Unscientific Postscript to Yoga is Dangerous • 25 September 2007

I’ve thought over this matter in the past week, thanks to the many people who have emailed me. Thank you, everyone. Sometimes it amazes me that there is true community here, and that these are relationships where we work out aspects of our practice as much as we participate in creating a bottom-up side of astanga culture. We are creating this world as much as its authorities who we mostly revere, and that is sort of revolutionary.

So, two notes on the matter of petite brunettes with daddy issues.

One. If the desire to “put oneself out there” as irrevently funny trumps a sensitivity to the real power big men have over small women—if ego trumps empathy—then clearly this person has not gone through the process of self-examination of inherited gender conditioning, and radical affirmation of human equality, that I’d wish he had as a modern yogi.

To do that, to learn to be feminists (get over the word already: it doesn't connote female domination and you know it), most men need to have a transformative relationship with a fully realized woman.

In the same way, white people in this country don’t even begin to undo their inherited racism (even if they emotionally antd intellectually despise racism) until they enter in to deep relationships with people of color as equals. It's not just a matter of professing the right politics. Politics is surfacy, but race and gender are visceral. 

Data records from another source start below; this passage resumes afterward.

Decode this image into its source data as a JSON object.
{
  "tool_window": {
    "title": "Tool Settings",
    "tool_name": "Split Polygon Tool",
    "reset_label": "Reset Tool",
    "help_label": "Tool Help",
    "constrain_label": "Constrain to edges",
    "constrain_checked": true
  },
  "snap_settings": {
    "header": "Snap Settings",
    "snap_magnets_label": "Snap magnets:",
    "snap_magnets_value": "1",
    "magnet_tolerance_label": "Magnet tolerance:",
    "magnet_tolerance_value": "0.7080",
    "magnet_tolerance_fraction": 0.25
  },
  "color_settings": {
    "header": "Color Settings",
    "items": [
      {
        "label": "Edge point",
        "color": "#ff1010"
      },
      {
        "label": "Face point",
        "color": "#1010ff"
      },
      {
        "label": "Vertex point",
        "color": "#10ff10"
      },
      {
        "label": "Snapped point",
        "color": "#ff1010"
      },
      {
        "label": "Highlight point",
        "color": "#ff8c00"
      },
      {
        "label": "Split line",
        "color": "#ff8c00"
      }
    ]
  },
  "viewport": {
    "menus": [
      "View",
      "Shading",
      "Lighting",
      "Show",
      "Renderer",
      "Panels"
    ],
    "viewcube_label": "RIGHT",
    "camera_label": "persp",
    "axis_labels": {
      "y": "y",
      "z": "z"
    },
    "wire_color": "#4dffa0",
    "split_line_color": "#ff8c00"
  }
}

It is difficult to imagine someone who understands the process of self-transformation through relationship explicitly taking advantage of his gender and size to leverage a sexualized power over small women. Someone who’d sensitized himself accurately to any women’s subjectivity would have some idea of the almost primitive responses that would call up in her, and would respect her enough to give her space. (It's not like women don't create gender inequality just as much or more than men.)

I do hope this teacher will find this discussion, because maybe he truly doesn’t know that his conduct is symbolically freighted and viscerally affecting. It's so much easier to be lighthearted about this, and not see its serious side. But you are a powerful man, man. Have some respect for that power of yours.

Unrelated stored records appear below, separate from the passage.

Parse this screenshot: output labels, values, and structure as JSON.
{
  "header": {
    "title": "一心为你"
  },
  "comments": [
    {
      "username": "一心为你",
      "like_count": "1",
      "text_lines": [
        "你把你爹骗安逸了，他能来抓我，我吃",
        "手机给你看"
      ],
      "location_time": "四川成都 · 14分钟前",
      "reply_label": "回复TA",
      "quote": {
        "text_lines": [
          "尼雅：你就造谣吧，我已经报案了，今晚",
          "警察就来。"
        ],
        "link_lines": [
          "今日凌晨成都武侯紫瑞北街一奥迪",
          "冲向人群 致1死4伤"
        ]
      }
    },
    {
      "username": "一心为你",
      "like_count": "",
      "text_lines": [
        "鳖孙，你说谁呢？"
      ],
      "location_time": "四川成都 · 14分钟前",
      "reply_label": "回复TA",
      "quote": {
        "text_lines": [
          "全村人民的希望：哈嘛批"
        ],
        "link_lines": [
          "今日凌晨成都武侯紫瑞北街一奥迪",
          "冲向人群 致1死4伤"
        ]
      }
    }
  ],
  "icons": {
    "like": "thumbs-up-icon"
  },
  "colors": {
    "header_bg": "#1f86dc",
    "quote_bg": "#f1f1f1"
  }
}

Two. WHATEVER! Ashtanga yoga is about doing what is uncomfortable. That's it. End of question-period.

This practice is a process undoing fears through direct experience. I worry that I have made a “thing”—a personal mental obstacle—out of my feelings about this stranger.

"I won't go to that teacher because he scares me." Hmmm. Really!? Again, whatever. Doing your practice in the presence of fear is one of the few things about which SKPJ is explicit.

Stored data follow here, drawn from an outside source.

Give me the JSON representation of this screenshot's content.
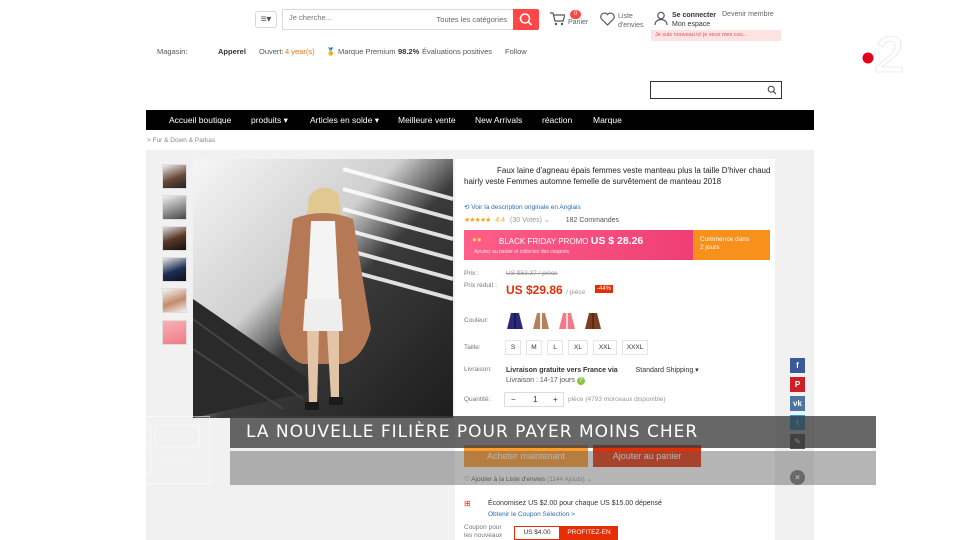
{
  "header": {
    "search_placeholder": "Je cherche...",
    "search_category": "Toutes les catégories",
    "cart_count": "0",
    "cart_label": "Panier",
    "wishlist_label_1": "Liste",
    "wishlist_label_2": "d'envies",
    "user_label_1": "Se connecter",
    "user_label_2": "Mon espace",
    "member_label": "Devenir membre",
    "promo_text": "Je suis nouveau ici je veux mes cou..."
  },
  "store": {
    "magasin_label": "Magasin:",
    "name": "Apperel",
    "open_label": "Ouvert:",
    "open_years": "4 year(s)",
    "premium_label": "Marque Premium",
    "rating_pct": "98.2%",
    "rating_label": "Évaluations positives",
    "follow_label": "Follow"
  },
  "nav": {
    "items": [
      "Accueil boutique",
      "produits",
      "Articles en solde",
      "Meilleure vente",
      "New Arrivals",
      "réaction",
      "Marque"
    ]
  },
  "breadcrumb": "> Fur & Down & Parkas",
  "product": {
    "title": "Faux laine d'agneau épais femmes veste manteau plus la taille D'hiver chaud hairly veste Femmes automne femelle de survêtement de manteau 2018",
    "translate": "Voir la description originale en Anglais",
    "rating": "4.4",
    "votes": "(30 Votes)",
    "orders": "182 Commandes",
    "bf_label": "BLACK FRIDAY PROMO",
    "bf_price": "US $ 28.26",
    "bf_sub": "Ajoutez au panier et collectez des coupons",
    "bf_right_1": "Commence dans",
    "bf_right_2": "2 jours",
    "price_label": "Prix :",
    "old_price": "US $53.37 / pièce",
    "reduced_label": "Prix réduit :",
    "new_price": "US $29.86",
    "per_piece": "/ pièce",
    "discount": "-44%",
    "color_label": "Couleur:",
    "size_label": "Taille:",
    "sizes": [
      "S",
      "M",
      "L",
      "XL",
      "XXL",
      "XXXL"
    ],
    "delivery_label": "Livraison:",
    "shipping_text": "Livraison gratuite vers France via",
    "shipping_method": "Standard Shipping",
    "shipping_days": "Livraison : 14-17 jours",
    "qty_label": "Quantité:",
    "qty_minus": "−",
    "qty_value": "1",
    "qty_plus": "+",
    "qty_stock": "pièce (4793 morceaux disponible)",
    "btn_buy": "Acheter maintenant",
    "btn_cart": "Ajouter au panier",
    "wishlist": "Ajouter à la Liste d'envies",
    "wishlist_count": "(1144 Ajouts)",
    "economy": "Économisez US $2.00 pour chaque US $15.00 dépensé",
    "coupon_link": "Obtenir le Coupon Sélection >",
    "coupon_label_1": "Coupon pour",
    "coupon_label_2": "les nouveaux",
    "coupon_value": "US $4.00",
    "coupon_btn": "PROFITEZ-EN"
  },
  "overlay": {
    "headline": "LA NOUVELLE FILIÈRE POUR PAYER MOINS CHER"
  },
  "colors": {
    "accent": "#ff4747",
    "nav_bg": "#000000",
    "price_red": "#e62e04",
    "buy_orange": "#ff9c2a",
    "bf_pink": "#e9336e",
    "tv_red": "#e2001a"
  }
}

Most people are still sexist on some deep level. This behavior is common in the world I inhabit: people who get it are the exception. It’s just not up to me to care. Or correct. Though if I'm in a relationship that's messed up, of course I have to do some pushback and take responsibility for protecting myself. Doing that is itself just a part of facing fear.

So it looks like at some point I’ll have to track this joe down and practice with him. Not repeatedly or anything, but for the sake of it. I’ll try not to flirt with him, which is exactly what I would have done if I hadn’t seen that profile (because word is he is a funny guy, and I would have cued into that to take the edge off any potential authoritarianism). But I might have to do something that violates his sense of propriety on my way out of “his” room. Any suggestions?